Databases

Database Replication Explained: Primary-Replica, Sync vs Async

A complete guide to PostgreSQL streaming replication. Covers WAL shipping, synchronous vs asynchronous modes, replica lag monitoring, failover with Patroni, and physical vs logical replication trade-offs.

A
Abhishek Patel10 min read

Infrastructure engineer with 10+ years building production systems on AWS, GCP,…

Database Replication Explained: Primary-Replica, Sync vs Async
Database Replication Explained: Primary-Replica, Sync vs Async

Replication Is How You Stop a Single Server From Being a Single Point of Failure

Database replication copies data from one PostgreSQL server to one or more others in real time. It's the foundation of high availability, disaster recovery, and read scaling. Without replication, your database is one disk failure away from an outage -- and one traffic spike away from saturating your primary server's read capacity.

I've set up replication at companies ranging from 10-person startups to Fortune 500 banks. The concepts are straightforward, but the operational details are where teams get burned. This guide covers PostgreSQL streaming replication end to end: how WAL shipping works, the real trade-offs between synchronous and asynchronous modes, and the failover scenarios that catch people off guard.

What Is Database Replication?

Definition: Database replication is the continuous process of copying data changes from a primary (leader) server to one or more replica (follower) servers, so that each replica maintains an up-to-date copy of the primary's data. Replicas can serve read queries, act as failover targets, or both.

PostgreSQL implements replication through its Write-Ahead Log (WAL). Every change to the database -- inserts, updates, deletes, schema changes -- is first written to the WAL before being applied to the actual data files. Replication works by streaming these WAL records to replicas, which replay them in order.

Physical vs Logical Replication

PostgreSQL offers two fundamentally different replication mechanisms. Understanding the distinction saves you from picking the wrong one.

FeaturePhysical (Streaming)Logical
What's replicatedByte-level WAL changesRow-level change events
Replica is writable?No (read-only)Yes
Selective replicationEntire cluster onlyPer-table, per-database
Cross-version supportSame major version onlyDifferent major versions OK
DDL replicationYes (automatic)No (manual)
Performance overheadLowerHigher (decoding step)
Use caseHA failover, read replicasSelective sync, migrations, CDC

Physical replication is what you want for high availability. It's simpler, faster, and the replica is an exact binary copy of the primary. Logical replication is for specific scenarios: replicating a subset of tables, migrating between PostgreSQL major versions with zero downtime, or feeding changes into external systems (change data capture).

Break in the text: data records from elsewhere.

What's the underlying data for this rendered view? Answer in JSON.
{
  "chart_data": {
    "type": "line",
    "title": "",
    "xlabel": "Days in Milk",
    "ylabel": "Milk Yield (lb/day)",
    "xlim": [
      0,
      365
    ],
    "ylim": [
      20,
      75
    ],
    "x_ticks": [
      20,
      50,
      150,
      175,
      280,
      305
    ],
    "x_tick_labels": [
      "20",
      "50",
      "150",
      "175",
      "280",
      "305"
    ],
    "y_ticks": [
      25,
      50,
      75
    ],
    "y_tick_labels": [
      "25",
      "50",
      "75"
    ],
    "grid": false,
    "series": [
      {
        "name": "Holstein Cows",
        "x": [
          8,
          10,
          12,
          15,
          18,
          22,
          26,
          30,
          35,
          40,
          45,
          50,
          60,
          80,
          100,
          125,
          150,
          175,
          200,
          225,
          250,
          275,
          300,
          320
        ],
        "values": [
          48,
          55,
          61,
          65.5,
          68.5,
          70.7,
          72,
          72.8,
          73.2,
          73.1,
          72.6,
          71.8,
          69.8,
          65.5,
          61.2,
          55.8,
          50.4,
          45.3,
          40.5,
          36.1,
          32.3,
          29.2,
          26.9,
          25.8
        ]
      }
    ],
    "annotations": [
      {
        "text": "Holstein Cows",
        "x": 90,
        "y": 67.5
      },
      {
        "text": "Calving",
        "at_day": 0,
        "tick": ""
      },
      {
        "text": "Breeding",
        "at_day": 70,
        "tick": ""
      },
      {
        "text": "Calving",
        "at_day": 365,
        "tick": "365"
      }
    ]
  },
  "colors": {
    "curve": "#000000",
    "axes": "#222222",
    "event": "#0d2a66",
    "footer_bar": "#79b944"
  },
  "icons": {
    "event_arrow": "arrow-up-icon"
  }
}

How to Set Up PostgreSQL Streaming Replication

Here's the step-by-step process for configuring physical streaming replication between a primary and a replica.

  1. Configure the primary server -- set wal_level = replica, max_wal_senders = 10, and wal_keep_size = 1GB in postgresql.conf
  2. Create a replication user -- CREATE ROLE replicator WITH REPLICATION LOGIN PASSWORD 'secure_password';
  3. Update pg_hba.conf -- allow the replica's IP to connect with the replication role
  4. Take a base backup -- use pg_basebackup -h primary_host -U replicator -D /var/lib/postgresql/data -Fp -Xs -P
  5. Configure the replica -- create standby.signal and set primary_conninfo in postgresql.conf
  6. Start the replica -- it connects to the primary and begins streaming WAL
  7. Verify replication -- check pg_stat_replication on the primary and pg_stat_wal_receiver on the replica
-- On the primary: check replication status
SELECT client_addr, state, sent_lsn, write_lsn, flush_lsn, replay_lsn,
       (sent_lsn - replay_lsn) AS replay_lag_bytes
FROM pg_stat_replication;

-- On the replica: confirm it's receiving WAL
SELECT status, received_lsn, latest_end_lsn,
       latest_end_time
FROM pg_stat_wal_receiver;
# postgresql.conf on the primary
wal_level = replica
max_wal_senders = 10
wal_keep_size = 1GB
hot_standby = on

# postgresql.conf on the replica
primary_conninfo = 'host=primary_host port=5432 user=replicator password=secure_password'
hot_standby = on

Synchronous vs Asynchronous Replication

This is where the real engineering trade-off lives. Async replication is the default. Sync replication is available but comes with a significant cost.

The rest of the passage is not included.